Infrastructure / On the water frontThe (water) war between the states

Published 21 April 2008

Florida governor speaks out against federal water plan

Most people refer to the mid-nineteenth century war between the North and South as the Civil War, but Southerners, in the aftermath of the war, always preferred the term the “War Between the States.” Beginning in 1913 Southern members of Congress tried several times to pass a law which would officially name the war as the War between the States, but all these efforts failed. Time passes and distinctions become blurred: The name “War Between the States” is inscribed on the U.S. Marine Corps War Memorial at Arlington National Cemetery, and in 1994, the U.S. Postal Service issued commemorative stamps entitled “The Civil War / The War between the States.”
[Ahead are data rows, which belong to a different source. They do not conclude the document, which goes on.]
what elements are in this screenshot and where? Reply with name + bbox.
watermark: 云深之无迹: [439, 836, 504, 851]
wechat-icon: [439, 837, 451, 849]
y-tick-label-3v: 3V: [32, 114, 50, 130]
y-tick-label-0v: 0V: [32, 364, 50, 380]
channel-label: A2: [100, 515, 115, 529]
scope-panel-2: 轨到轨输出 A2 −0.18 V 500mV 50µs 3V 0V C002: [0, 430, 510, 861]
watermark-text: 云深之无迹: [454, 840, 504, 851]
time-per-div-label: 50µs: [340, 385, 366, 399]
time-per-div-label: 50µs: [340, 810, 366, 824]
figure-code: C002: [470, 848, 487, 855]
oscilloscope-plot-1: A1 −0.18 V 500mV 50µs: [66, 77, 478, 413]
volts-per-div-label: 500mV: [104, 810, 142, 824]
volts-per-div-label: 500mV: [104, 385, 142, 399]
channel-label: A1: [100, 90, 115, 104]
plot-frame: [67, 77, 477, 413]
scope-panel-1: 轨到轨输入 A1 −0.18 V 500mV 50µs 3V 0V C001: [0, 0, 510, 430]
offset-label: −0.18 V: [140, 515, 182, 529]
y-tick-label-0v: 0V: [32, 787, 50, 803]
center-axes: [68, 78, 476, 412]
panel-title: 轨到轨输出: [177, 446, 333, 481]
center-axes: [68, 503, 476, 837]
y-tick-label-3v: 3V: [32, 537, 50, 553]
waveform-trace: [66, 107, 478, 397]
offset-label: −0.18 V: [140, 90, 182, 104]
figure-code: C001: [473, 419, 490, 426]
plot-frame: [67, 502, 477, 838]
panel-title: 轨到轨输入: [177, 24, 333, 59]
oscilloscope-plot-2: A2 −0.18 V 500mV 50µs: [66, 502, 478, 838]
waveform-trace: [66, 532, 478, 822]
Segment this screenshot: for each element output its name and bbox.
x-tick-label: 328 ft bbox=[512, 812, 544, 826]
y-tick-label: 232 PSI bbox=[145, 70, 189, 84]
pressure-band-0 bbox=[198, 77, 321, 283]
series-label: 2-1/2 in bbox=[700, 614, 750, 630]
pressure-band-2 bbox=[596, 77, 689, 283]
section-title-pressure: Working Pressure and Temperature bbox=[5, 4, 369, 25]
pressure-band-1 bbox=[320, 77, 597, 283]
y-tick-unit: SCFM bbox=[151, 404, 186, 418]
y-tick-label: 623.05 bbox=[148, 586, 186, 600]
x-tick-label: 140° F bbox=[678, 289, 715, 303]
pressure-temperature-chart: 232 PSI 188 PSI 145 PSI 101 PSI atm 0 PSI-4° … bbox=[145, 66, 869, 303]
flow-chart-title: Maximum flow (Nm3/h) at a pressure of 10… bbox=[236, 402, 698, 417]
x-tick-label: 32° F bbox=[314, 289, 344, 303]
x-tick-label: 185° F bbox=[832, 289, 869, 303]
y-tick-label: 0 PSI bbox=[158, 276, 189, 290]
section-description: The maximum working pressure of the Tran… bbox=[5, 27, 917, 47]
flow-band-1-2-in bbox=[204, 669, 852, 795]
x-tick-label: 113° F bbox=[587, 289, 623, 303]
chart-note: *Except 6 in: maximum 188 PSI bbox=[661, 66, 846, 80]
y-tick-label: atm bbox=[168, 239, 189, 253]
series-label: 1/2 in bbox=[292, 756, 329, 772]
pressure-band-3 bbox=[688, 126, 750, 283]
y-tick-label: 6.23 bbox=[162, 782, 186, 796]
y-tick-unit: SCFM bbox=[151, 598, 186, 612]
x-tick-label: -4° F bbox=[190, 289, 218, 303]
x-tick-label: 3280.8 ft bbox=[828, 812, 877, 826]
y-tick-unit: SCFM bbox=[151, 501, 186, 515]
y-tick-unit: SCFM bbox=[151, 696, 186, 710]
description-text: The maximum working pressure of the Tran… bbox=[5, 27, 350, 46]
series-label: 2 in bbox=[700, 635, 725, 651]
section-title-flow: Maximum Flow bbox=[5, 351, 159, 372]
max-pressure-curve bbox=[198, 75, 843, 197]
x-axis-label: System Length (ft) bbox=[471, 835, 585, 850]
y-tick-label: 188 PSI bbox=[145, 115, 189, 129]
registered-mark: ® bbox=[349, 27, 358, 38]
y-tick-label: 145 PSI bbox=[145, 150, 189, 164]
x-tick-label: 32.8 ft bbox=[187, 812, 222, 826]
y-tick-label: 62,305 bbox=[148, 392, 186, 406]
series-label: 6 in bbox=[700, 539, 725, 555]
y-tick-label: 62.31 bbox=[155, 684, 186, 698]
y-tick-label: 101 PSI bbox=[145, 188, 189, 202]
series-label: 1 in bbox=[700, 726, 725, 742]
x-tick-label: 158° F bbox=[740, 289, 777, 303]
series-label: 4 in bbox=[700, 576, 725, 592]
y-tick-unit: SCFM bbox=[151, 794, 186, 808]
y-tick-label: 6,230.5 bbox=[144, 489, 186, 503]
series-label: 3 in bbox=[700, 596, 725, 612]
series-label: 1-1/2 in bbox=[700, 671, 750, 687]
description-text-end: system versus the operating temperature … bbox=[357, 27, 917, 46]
Now, as we have water-related tensions growing between three former states of the Confederacy, we may as well call these tensions Water War Between the States (as we reported, a month ago British intelligence, in its annual report to the prime minister, warned of the coming of “water wars” between countries left drought-ridden by climate change) In evidence: A federal proposal that would let Georgia keep more water during droughts instead of letting it eventually flow into Apalachicola Bay means that Florida would be “bearing the brunt” of problems, said Gov. Charlie Crist of Florida. AP reports that Florida officials had offered no reaction since the Army Corps of Engineers announced a proposal on Tuesday that would allow greater storage in upstream lakes and lower river flows into Florida. But in a statement, Mr. Crist said, “We will continue to pursue all opportunities to ensure protection for Florida’s environment, economy and quality of life.” Florida, Alabama and Georgia have fought for nearly two decades over water rights. Georgia wants to hold back more water in federal reservoirs to serve its growing population. Florida and Alabama argue that Georgia has not adequately planned for growth. The new proposal comes after negotiations among the governors of the three states broke down in February, prompting Interior Secretary Dirk Kempthorne to say the federal government would impose its own solution.